A horror story bounced back to me the other day about some awful RCIA class where the instructor told the catechumen that there was no such thing as objective sin, but that sin was purely subjective.

I feel so sorry for enthusiastic Evangelicals who really love God, know their Scriptures and have come close to the Catholic Church by reading apologetics materials and watching EWTN and meeting some orthodox Catholic family members and friends. Then they turn up at their local Catholic Church and too often they find dreary liturgies, banal music, sentimental or politically correct feel good sermons, shopping mall architetcure and semi-Protestant liberal theology.

Is sin objective or subjective? The answer is that sin is both. It is objective, but there is a subjective or flexible element in determining one’s culpability or how much one is actually guilty of that objective sin. There are two dimensions which help to determine culpability: circumstances and intention.  The circumstances of a particular event and the person’s intentions may lessen the person’s culpability for a serious sin and increase their culpability for what might be otherwise a minor sin.

So, for example, abortion is a grave sin. It is never right.
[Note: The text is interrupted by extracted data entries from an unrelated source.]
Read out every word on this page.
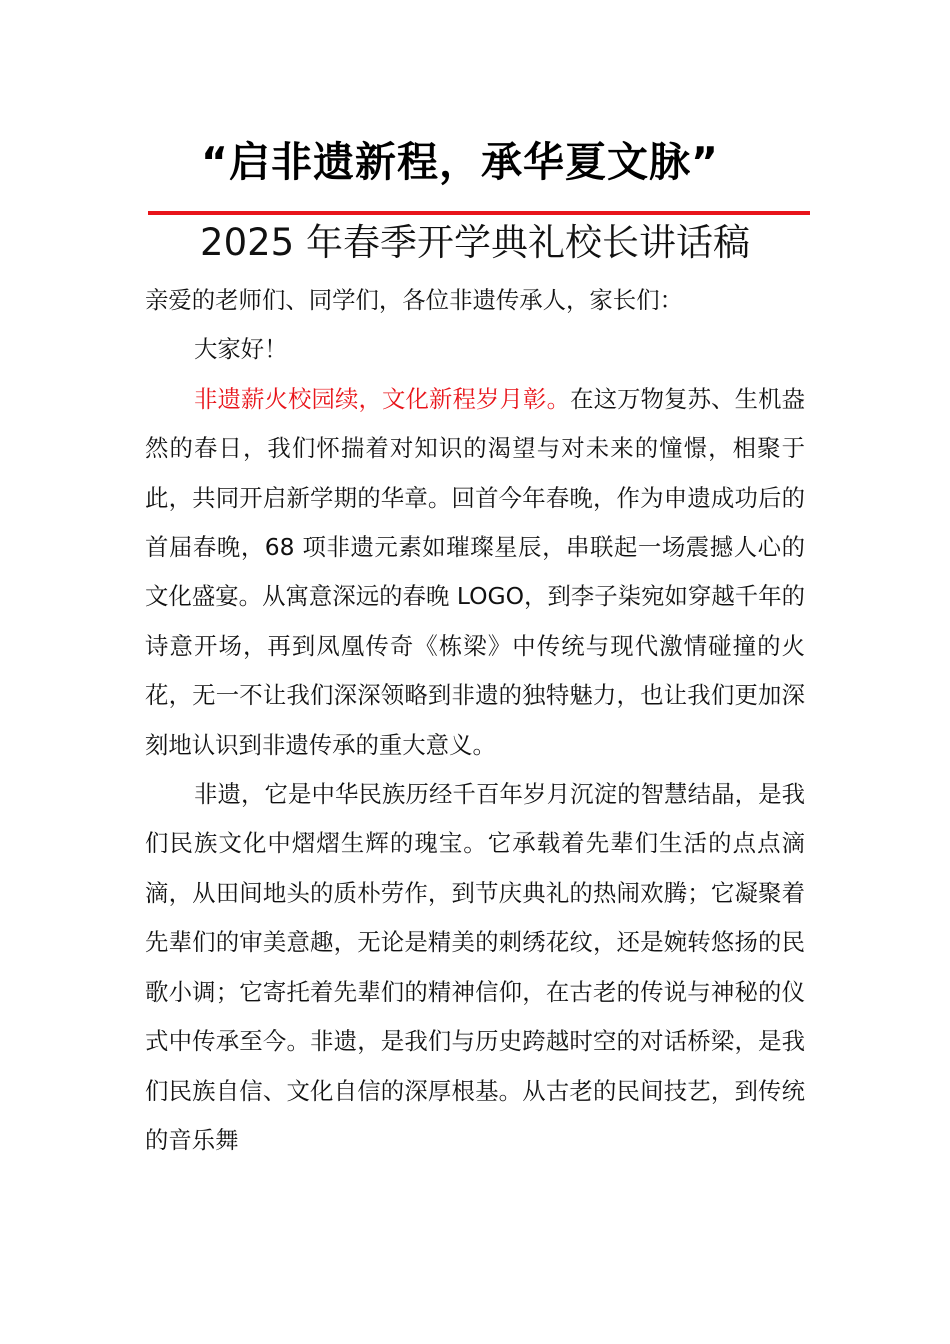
“启非遗新程，承华夏文脉”
2025 年春季开学典礼校长讲话稿

亲爱的老师们、同学们，各位非遗传承人，家长们：

大家好！

非遗薪火校园续，文化新程岁月彰。在这万物复苏、生机盎然的春日，我们怀揣着对知识的渴望与对未来的憧憬，相聚于此，共同开启新学期的华章。回首今年春晚，作为申遗成功后的首届春晚，68 项非遗元素如璀璨星辰，串联起一场震撼人心的文化盛宴。从寓意深远的春晚 LOGO，到李子柒宛如穿越千年的诗意开场，再到凤凰传奇《栋梁》中传统与现代激情碰撞的火花，无一不让我们深深领略到非遗的独特魅力，也让我们更加深刻地认识到非遗传承的重大意义。

非遗，它是中华民族历经千百年岁月沉淀的智慧结晶，是我们民族文化中熠熠生辉的瑰宝。它承载着先辈们生活的点点滴滴，从田间地头的质朴劳作，到节庆典礼的热闹欢腾；它凝聚着先辈们的审美意趣，无论是精美的刺绣花纹，还是婉转悠扬的民歌小调；它寄托着先辈们的精神信仰，在古老的传说与神秘的仪式中传承至今。非遗，是我们与历史跨越时空的对话桥梁，是我们民族自信、文化自信的深厚根基。从古老的民间技艺，到传统的音乐舞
However, a teen mother who is pressured into an abortion by parents, doctor and boyfried–a girl who is ignorant of what is really going on and does not intend to ‘kill a baby’. Would be much less culpable than the doctor who performs the abortion or the parent or boyfriend who procures the abortion and knows clearly what he is doing.
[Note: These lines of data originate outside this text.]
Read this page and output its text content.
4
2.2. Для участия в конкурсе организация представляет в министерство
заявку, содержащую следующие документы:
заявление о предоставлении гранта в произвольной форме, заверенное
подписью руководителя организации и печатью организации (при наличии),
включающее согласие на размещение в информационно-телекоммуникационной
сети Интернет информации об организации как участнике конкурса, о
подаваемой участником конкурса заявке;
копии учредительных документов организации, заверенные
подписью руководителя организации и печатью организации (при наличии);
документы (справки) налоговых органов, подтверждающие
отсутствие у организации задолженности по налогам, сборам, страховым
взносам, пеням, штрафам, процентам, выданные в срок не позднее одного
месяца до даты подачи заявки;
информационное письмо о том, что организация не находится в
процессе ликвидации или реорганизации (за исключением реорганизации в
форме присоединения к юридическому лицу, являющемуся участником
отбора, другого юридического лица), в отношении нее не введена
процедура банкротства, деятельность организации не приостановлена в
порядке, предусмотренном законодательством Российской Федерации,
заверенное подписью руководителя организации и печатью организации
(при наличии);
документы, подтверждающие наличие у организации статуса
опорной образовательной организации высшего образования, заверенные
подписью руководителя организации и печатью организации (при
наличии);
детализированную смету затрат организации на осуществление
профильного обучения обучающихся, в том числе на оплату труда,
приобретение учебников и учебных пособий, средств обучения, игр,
Likewise, we might think that a lie is a minor sin, and there are many lies which are venial sins. A ‘white lie’ when you compliment someone and don’t mean it, is still a sin. However, your intention was to be kind to the person and the circumstances mean that it was done without thought and was simply a social response. The lie is still wrong, but one’s culpability in that situation is negligable.
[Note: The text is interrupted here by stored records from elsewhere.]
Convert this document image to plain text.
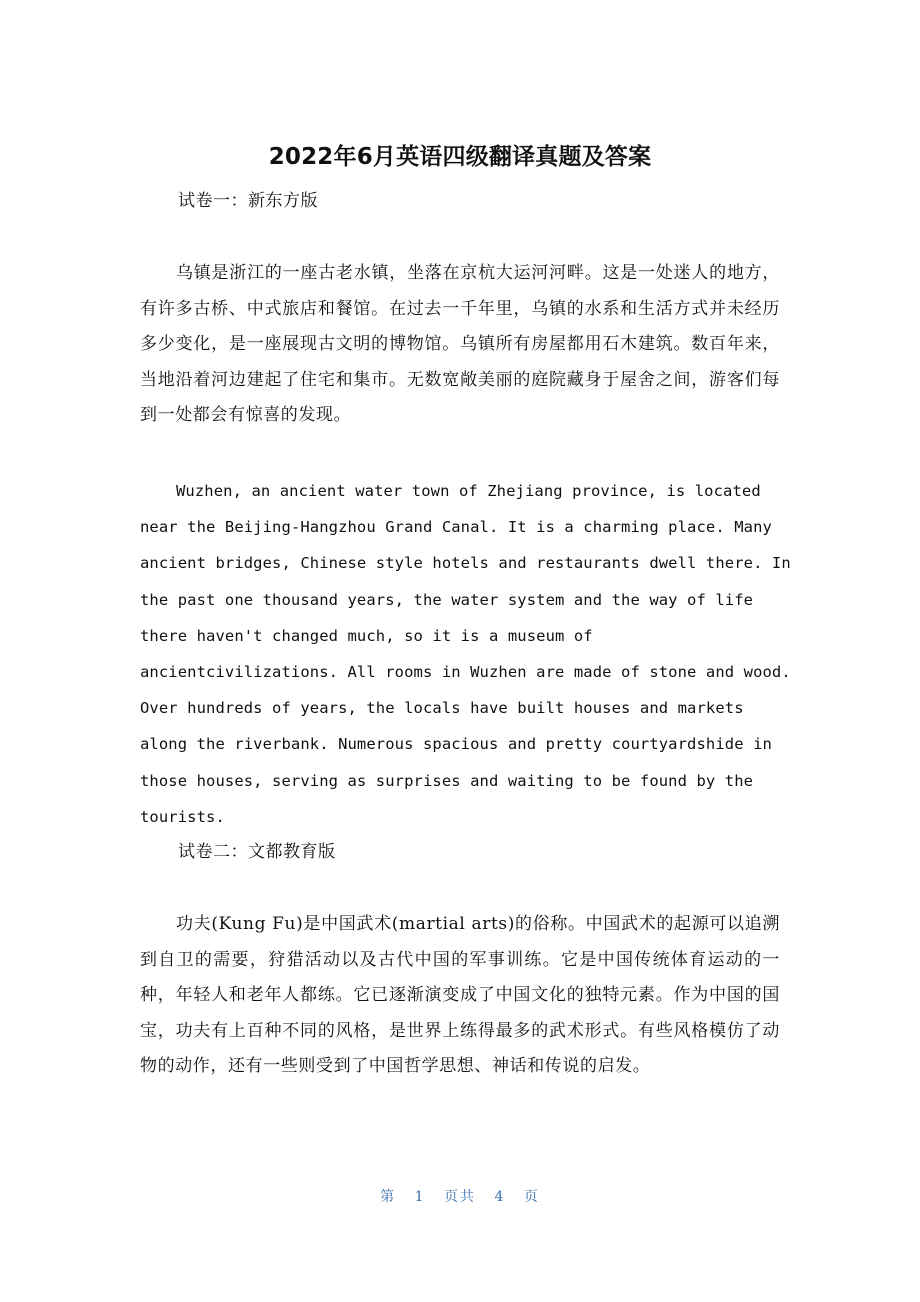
2022年6月英语四级翻译真题及答案
试卷一：新东方版

乌镇是浙江的一座古老水镇，坐落在京杭大运河河畔。这是一处迷人的地方，有许多古桥、中式旅店和餐馆。在过去一千年里，乌镇的水系和生活方式并未经历多少变化，是一座展现古文明的博物馆。乌镇所有房屋都用石木建筑。数百年来，当地沿着河边建起了住宅和集市。无数宽敞美丽的庭院藏身于屋舍之间，游客们每到一处都会有惊喜的发现。

Wuzhen, an ancient water town of Zhejiang province, is located
near the Beijing-Hangzhou Grand Canal. It is a charming place. Many
ancient bridges, Chinese style hotels and restaurants dwell there. In
the past one thousand years, the water system and the way of life
there haven't changed much, so it is a museum of
ancientcivilizations. All rooms in Wuzhen are made of stone and wood.
Over hundreds of years, the locals have built houses and markets
along the riverbank. Numerous spacious and pretty courtyardshide in
those houses, serving as surprises and waiting to be found by the
tourists.
试卷二：文都教育版

功夫(Kung Fu)是中国武术(martial arts)的俗称。中国武术的起源可以追溯到自卫的需要，狩猎活动以及古代中国的军事训练。它是中国传统体育运动的一种，年轻人和老年人都练。它已逐渐演变成了中国文化的独特元素。作为中国的国宝，功夫有上百种不同的风格，是世界上练得最多的武术形式。有些风格模仿了动物的动作，还有一些则受到了中国哲学思想、神话和传说的启发。

第 1 页共 4 页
On the other hand, circumstances and intention could make one’s culpability for a lie very serious indeed. If you lied in a business contract with the intention of defrauding a business partner to get his property, and then his life was destroyed, his family broken and he ended up taking his life, your lie would be a very grave sin and your culpability very high.

This is why the church cannot give a list of mortal sins. While it is pretty clear what a sin is, what remains fuzzy is the matter of one’s culpability. Therefore a good confessor will help the penitent (both those who’s awareness of sin is acute and those who’s conscience is dulled) to examine their conscience not only about the sins they have committed, but the question of intention and circumstance. This should be done not with an attempt to ameliorate sin, but to sharpen the conscience and make the confession more precise and complete.